E como deve proceder um interessado em estudar este vosso património documental?
O acervo está disponível para todas as pessoas que o queiram consultar. Sem excepção. Há, claro, regras ditadas pela direcção da Irmandade, como em todas as bibliotecas há regras que se têm de cumprir. Hoje em dia temos o arquivo bem organizado, graças ao professor Joseph Scherpereel, que dedicou muitos anos à organização do acervo. Em 5 minutos consegue-se encontrar o que antes poderia levar anos, tal era a desorganização.

Então o acervo está mais consultável que nunca?
Exactamente. E há registos de muitos músicos conhecidos: Franz Liszt, Domingos Bomtempo, Conde de Redondo, Conde de Farrobo, Lambertini…

E onde é que o interessado em estudá-lo se deve dirigir?
À Basílica dos Mártires, no Chiado. Estamos lá às 2.as e 5.as feiras, à tarde. É a nossa sede desde 1787. É lá que são as nossas instalações. Se alguém quiser contar uma boa história da música portuguesa que contemple o século XVIII e inícios do XIX, terá obrigatoriamente que consultar o nosso acervo, senão não está a contar a história toda.

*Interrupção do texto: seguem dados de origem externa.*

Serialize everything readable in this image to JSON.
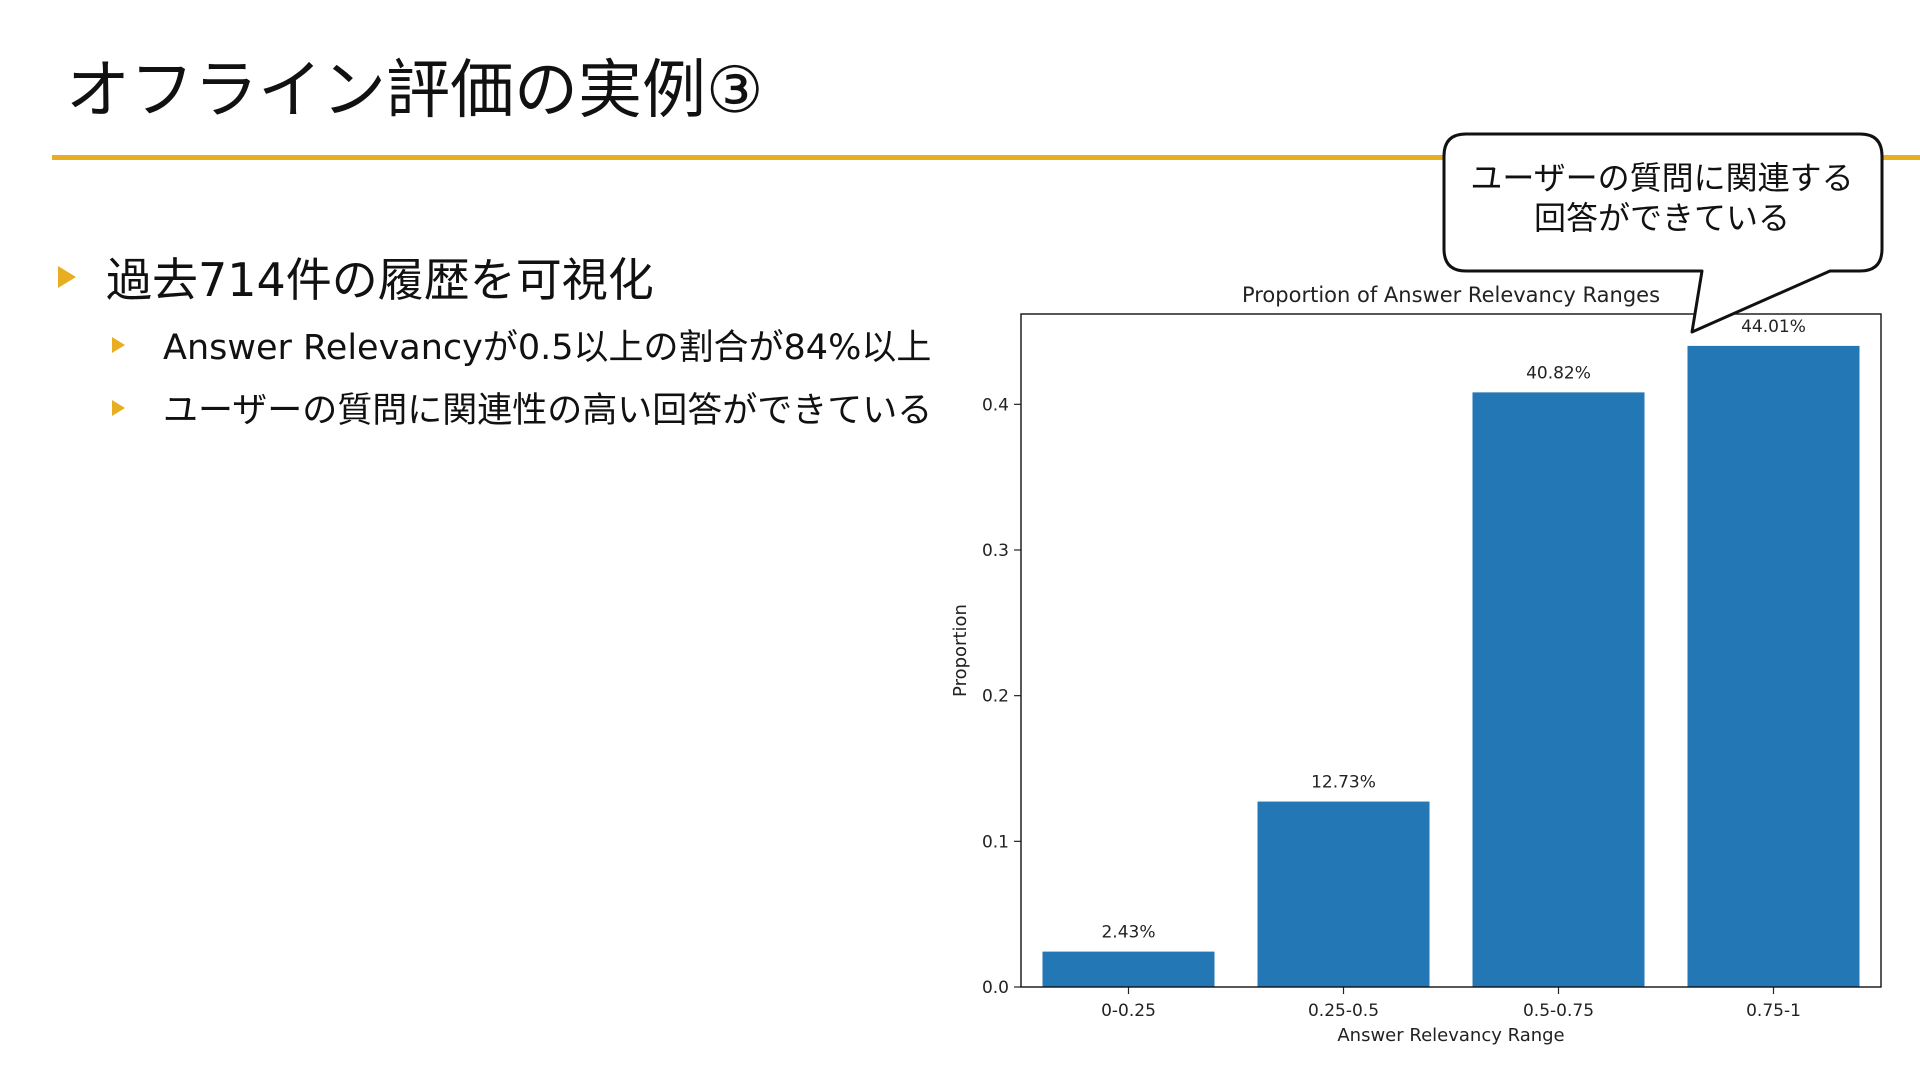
{
  "slide": {
    "title": "オフライン評価の実例③",
    "bullet_main": "過去714件の履歴を可視化",
    "bullet_sub_1": "Answer Relevancyが0.5以上の割合が84%以上",
    "bullet_sub_2": "ユーザーの質問に関連性の高い回答ができている",
    "callout_line_1": "ユーザーの質問に関連する",
    "callout_line_2": "回答ができている"
  },
  "colors": {
    "accent": "#e8ae22",
    "bar": "#2277b4"
  },
  "chart_data": {
    "type": "bar",
    "title": "Proportion of Answer Relevancy Ranges",
    "xlabel": "Answer Relevancy Range",
    "ylabel": "Proportion",
    "categories": [
      "0-0.25",
      "0.25-0.5",
      "0.5-0.75",
      "0.75-1"
    ],
    "values": [
      0.0243,
      0.1273,
      0.4082,
      0.4401
    ],
    "data_labels": [
      "2.43%",
      "12.73%",
      "40.82%",
      "44.01%"
    ],
    "yticks": [
      0.0,
      0.1,
      0.2,
      0.3,
      0.4
    ],
    "ytick_labels": [
      "0.0",
      "0.1",
      "0.2",
      "0.3",
      "0.4"
    ],
    "ylim": [
      0,
      0.462
    ],
    "grid": false,
    "legend": "none"
  }
}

Quantos sócios e Irmãos são actualmente?
Neste momento somos 160 (dado que quase sempre um sócio do Montepio Filarmónico é também Irmão de Santa Cecília). Nunca estas duas instituições tiveram uma grande massa associativa, no entanto, durante o período em que a Irmandade regulava a vida profissional dos músicos, estes tinham obrigatoriamente de pertencer à Irmandade de Santa Cecília, e então éramos muito mais.

Quais são os princípios que regem esta Irmandade?
Professar a religião católica. Embora não se trate de uma irmandade exclusivamente devocional, um dos princípios é esse. Outro dos requisitos é participar nas assembleias e pagar o Anual. Ser uma pessoa de princípios e valores. Hoje em dia já não é obrigatório ser músico para ser Irmão, só é preciso isso para pertencer ao Montepio. Pode-se ser Irmão só por devoção.

Mesmo assim, a entrada na Irmandade é por convite. Como é que um músico ou um interessado se pode vincular?
Para alguém ser Irmão tem de ser proposto, mas não é difícil. Basta ir à sede e pedir o patrocínio.

Quais são os planos da Irmandade para o futuro?
Embora eu não seja o seu director, acho que o maior objectivo que a Irmandade poderá ter é preservar este património documental para que toda a gente o possa consultar. Outro dos objectivos é, claro, captar mais pessoas para o seio da Irmandade, dar-lhe mais visibilidade e desenvolver também a sua parte vocacional. Seria também desejável que a Irmandade de Santa Cecília tivesse um papel mais activo na vida da Paróquia.

Em relação a esta exposição, há algumas peças que queira salientar?
Todas. Um dos cadeirões que está aqui em exposição servia para o Bispo assistir à missa duma janela duma sala contígua ao altar-mor. A escultura de Santa Cecília, que é do século XVIII, é muito bonita, e nos dias de festa ostenta uma palma e um resplendor de prata. Está normalmente exposta na Basílica dos Mártires, em altar próprio, propriedade da nossa Irmandade. Temos também o relicário de Santa Cecília. E os livros, que cada um à sua maneira, contam a nossa história. Há um deles que explica como se deveria montar um palco sobressalente para a orquestra de músicos que tocava no dia da missa de Santa Cecília e que nos tempos áureos nunca cabia no coro alto.